Dr. Todd Husty, an EMS Medical Director in Seminole County said so much has changed when it comes to COVID.
“It’s hard to look at where we are today and reflect back and say, ‘Gee, this would’ve been a bad positivity rate six months ago.’ It was a worse virus six months ago,” Husty said.
Husty said it is difficult to compare what’s considered an alarm bell now compared to past months in the pandemic. He credits better treatments and vaccines for the change, along with heightened natural immunity.
“I think sort of the key is it’s not as bad of a disease right now. It is treatable,” he said.

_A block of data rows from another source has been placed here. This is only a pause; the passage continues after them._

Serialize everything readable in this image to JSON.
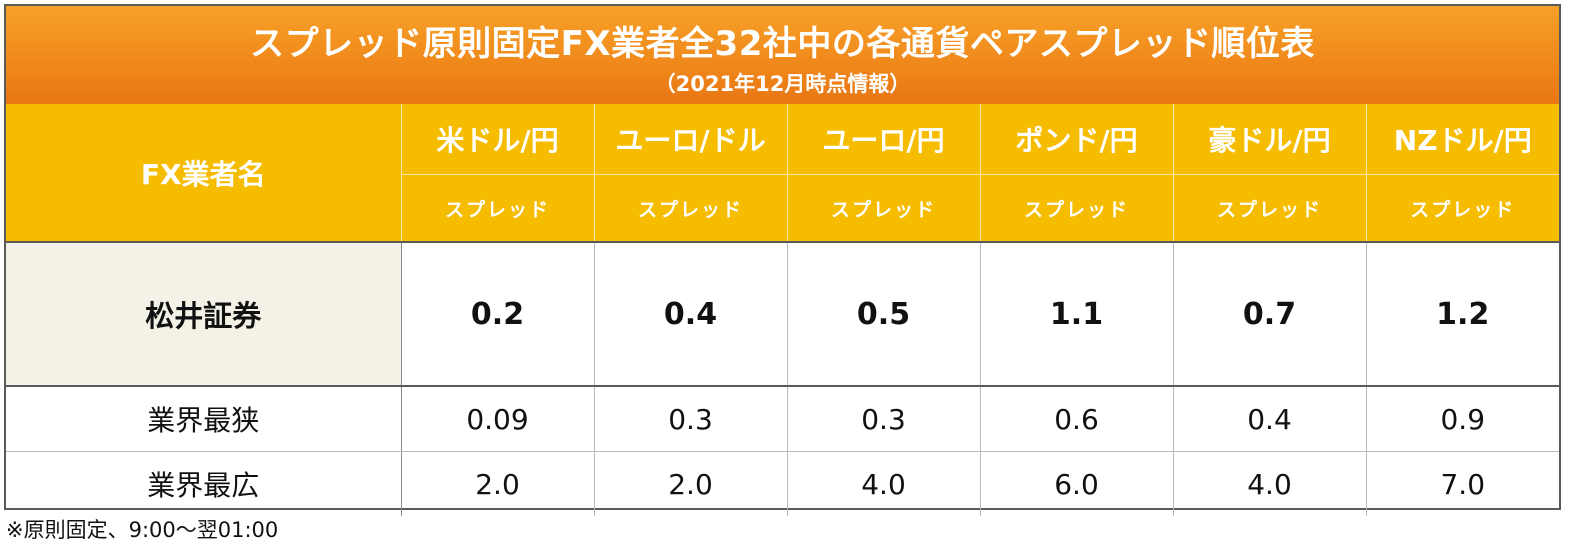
{
  "title": "スプレッド原則固定FX業者全32社中の各通貨ペアスプレッド順位表",
  "subtitle": "（2021年12月時点情報）",
  "header": {
    "name_col": "FX業者名",
    "pairs": [
      "米ドル/円",
      "ユーロ/ドル",
      "ユーロ/円",
      "ポンド/円",
      "豪ドル/円",
      "NZドル/円"
    ],
    "spread_label": "スプレッド"
  },
  "rows": [
    {
      "name": "松井証券",
      "values": [
        "0.2",
        "0.4",
        "0.5",
        "1.1",
        "0.7",
        "1.2"
      ]
    },
    {
      "name": "業界最狭",
      "values": [
        "0.09",
        "0.3",
        "0.3",
        "0.6",
        "0.4",
        "0.9"
      ]
    },
    {
      "name": "業界最広",
      "values": [
        "2.0",
        "2.0",
        "4.0",
        "6.0",
        "4.0",
        "7.0"
      ]
    }
  ],
  "note": "※原則固定、9:00〜翌01:00",
  "colors": {
    "title_orange": "#f08a1c",
    "header_yellow": "#f5bc00",
    "name_cell_bg": "#f4f2e6",
    "border": "#5a5a5a"
  }
}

Pino believes part of the increase in cases we are seeing now is due to people in need of second vaccine doses or booster shots. He said those people have waning immunity after four to six months.
“Many people who got vaccines at the beginning of the pandemic that have now not been boosted or haven’t had their second doses, their immunity is decreasing,” Pino said. “You can pick up where you left off, meaning if you had your first dose you could have your second and then the booster in four to six months.”
Orange County Health Services is closely watching the current trend, and watching what could happen in the months ahead. Pino said their effort is focused on providing people the resources to take personal responsibility.
“We perhaps need to increase our communications with the public to offer that clarity through the noises,” Pino said. “The reality is now we have everything that we need to fight this pandemic, and now the responsibility is shifting from the government to the individual. We are eliminating mandates. We are not requiring masks, but we have to inform the individual to take individual responsibility within their families to protect themselves.”